Robert Connolly - Plateau. 1978 Canada

I've said it before, but it's worth repeating: Ontario in the 1970's was an extension of the US Midwest - at least from an economic perspective. And so it comes as no surprise that the music shares similarities. We've waxed on a number of times about this most unique of American made rock music. And I'll be honest, I never viewed Connolly with this lens, until a revisit of the LP a couple of years back. Wham-bam, bullseye! Get your Ethos, Dillinger, Starcastle, and October albums out and compare.

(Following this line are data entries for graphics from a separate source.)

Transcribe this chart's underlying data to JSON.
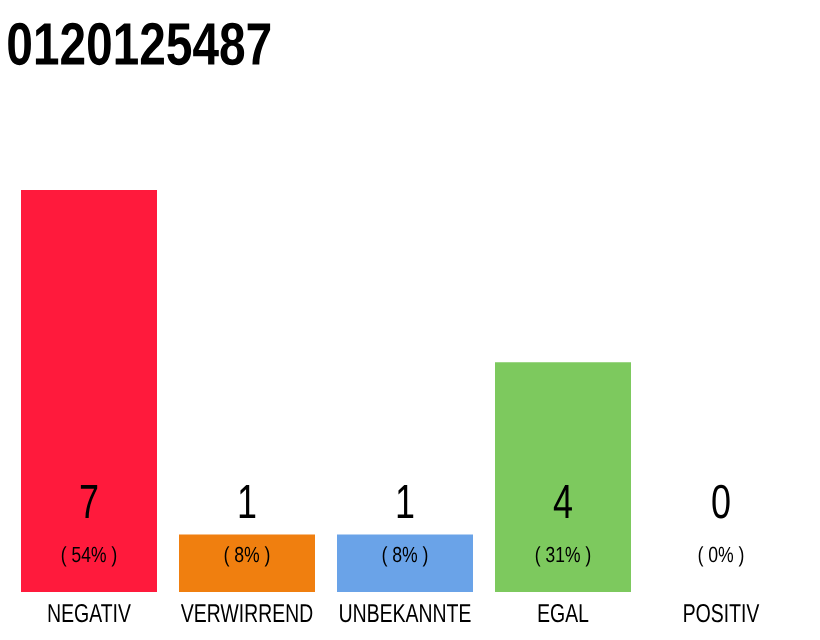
{
  "chart_data": {
    "type": "bar",
    "title": "0120125487",
    "categories": [
      "NEGATIV",
      "VERWIRREND",
      "UNBEKANNTE",
      "EGAL",
      "POSITIV"
    ],
    "values": [
      7,
      1,
      1,
      4,
      0
    ],
    "colors": [
      "#ff1a3c",
      "#f07f0f",
      "#6aa3e8",
      "#7dc95e",
      "#bbbbbb"
    ],
    "data_labels": true,
    "annotations": [
      "( 54% )",
      "( 8% )",
      "( 8% )",
      "( 31% )",
      "( 0% )"
    ]
  }
}
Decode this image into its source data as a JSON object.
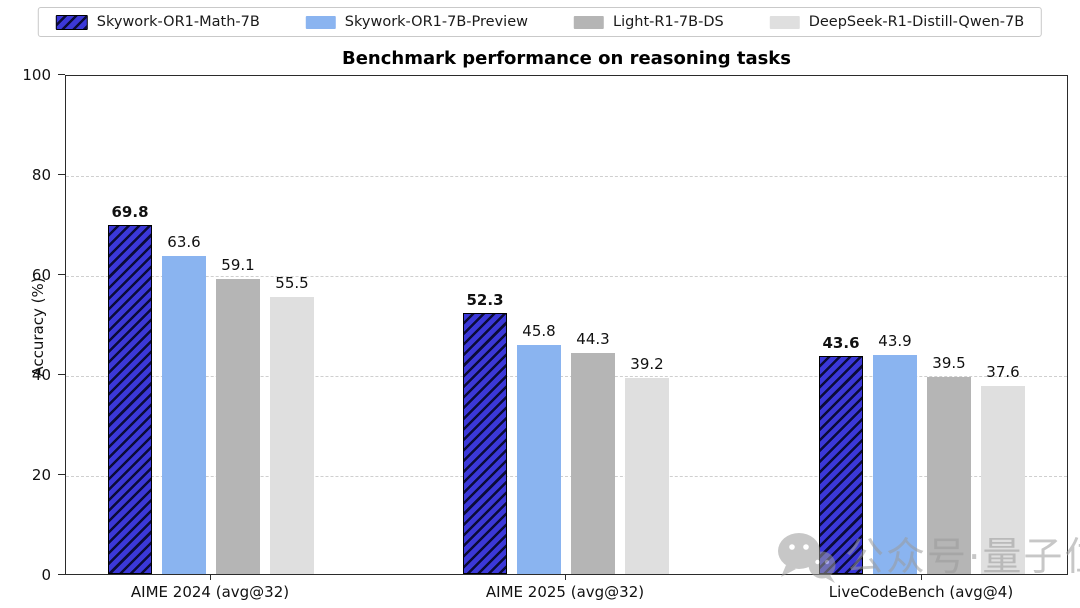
{
  "chart_data": {
    "type": "bar",
    "title": "Benchmark performance on reasoning tasks",
    "xlabel": "",
    "ylabel": "Accuracy (%)",
    "ylim": [
      0,
      100
    ],
    "yticks": [
      0,
      20,
      40,
      60,
      80,
      100
    ],
    "grid": "horizontal dashed at y ticks",
    "legend_position": "top-center",
    "categories": [
      "AIME 2024 (avg@32)",
      "AIME 2025 (avg@32)",
      "LiveCodeBench (avg@4)"
    ],
    "series": [
      {
        "name": "Skywork-OR1-Math-7B",
        "values": [
          69.8,
          52.3,
          43.6
        ],
        "color": "#3b38d8",
        "hatch": "//",
        "hatch_color": "#0b0b38",
        "edge_color": "#000000",
        "bold_value_labels": true
      },
      {
        "name": "Skywork-OR1-7B-Preview",
        "values": [
          63.6,
          45.8,
          43.9
        ],
        "color": "#8ab4f0",
        "bold_value_labels": false
      },
      {
        "name": "Light-R1-7B-DS",
        "values": [
          59.1,
          44.3,
          39.5
        ],
        "color": "#b5b5b5",
        "bold_value_labels": false
      },
      {
        "name": "DeepSeek-R1-Distill-Qwen-7B",
        "values": [
          55.5,
          39.2,
          37.6
        ],
        "color": "#dfdfdf",
        "bold_value_labels": false
      }
    ]
  },
  "watermark": {
    "icon": "wechat-icon",
    "text": "公众号·量子位",
    "color": "#9b9b9b"
  }
}
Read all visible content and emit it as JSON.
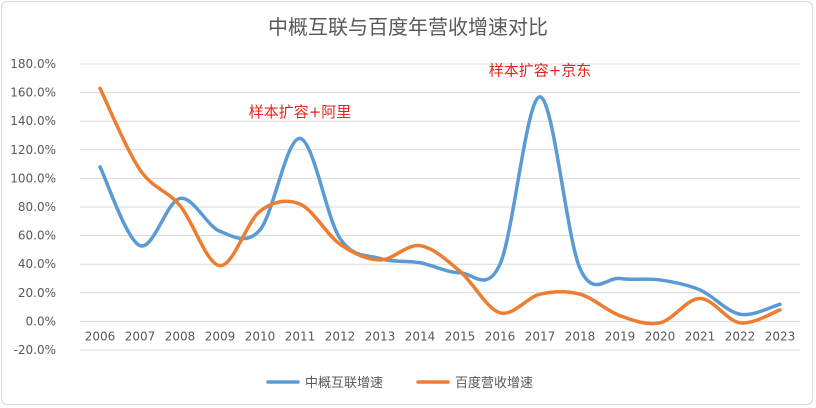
{
  "chart_data": {
    "type": "line",
    "title": "中概互联与百度年营收增速对比",
    "x": [
      "2006",
      "2007",
      "2008",
      "2009",
      "2010",
      "2011",
      "2012",
      "2013",
      "2014",
      "2015",
      "2016",
      "2017",
      "2018",
      "2019",
      "2020",
      "2021",
      "2022",
      "2023"
    ],
    "series": [
      {
        "name": "中概互联增速",
        "color": "#5b9bd5",
        "values": [
          108,
          53,
          86,
          63,
          64,
          128,
          58,
          44,
          41,
          34,
          40,
          157,
          37,
          30,
          29,
          22,
          5,
          12
        ]
      },
      {
        "name": "百度营收增速",
        "color": "#ed7d31",
        "values": [
          163,
          106,
          81,
          39,
          77,
          82,
          54,
          43,
          53,
          35,
          6,
          19,
          19,
          4,
          -1,
          16,
          -1,
          8
        ]
      }
    ],
    "ylim": [
      -20,
      180
    ],
    "yticks": [
      -20,
      0,
      20,
      40,
      60,
      80,
      100,
      120,
      140,
      160,
      180
    ],
    "ytick_labels": [
      "-20.0%",
      "0.0%",
      "20.0%",
      "40.0%",
      "60.0%",
      "80.0%",
      "100.0%",
      "120.0%",
      "140.0%",
      "160.0%",
      "180.0%"
    ],
    "grid": true,
    "legend_position": "bottom",
    "annotations": [
      {
        "text": "样本扩容+阿里",
        "x": "2011",
        "y": 143
      },
      {
        "text": "样本扩容+京东",
        "x": "2017",
        "y": 172
      }
    ]
  }
}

Even though Connolly is standing next to a double neck guitar on the back cover, I believe his true passion is keyboards (and he's loaded with all the fun analog stuff like Mellotron, Mini Moog, and Hammond). The concept is pure 1970's space alien fantasy and comes complete with a goofy comic book (and any righteous CD label MUST reproduce this bad boy). For the album, Connolly put together two entirely different groups, each side represented. Side 1 mixes narration, female vocals, acoustic balladry and all out progressive rock that recalls Eloy's "Power and the Passion", but truthfully better. Side 2 is where Connolly hands over the guitar duties as well as brings on a male lead singer - while he focuses entirely on the keys. No question this side is the more traditional progressive rock, though the vocals tend towards the AOR side, typical of the region. Given this new outlook, I'm appreciating Robert Connolly's album more now than ever. It's the time and place.

Personal collection
LP: 1978 Tube

Single sleeve cover with a comic book, that's absolutely awesome in its goofiness. And dig that back cover with the mounds of hair and double neck! Like the Pascal Languirand's from Canada, this is an album I bought used well over 20 years ago, and could still buy one for the same price today. It really is a good album too (and still quite obscure - few seem to know about it after all these years). No reissues to date, and I've had it in the CDRWL since day 1 of the list. There isn't a year listed anywhere on the LP. However, the comic book is dated 1978, so that's generally the accepted release date for the album.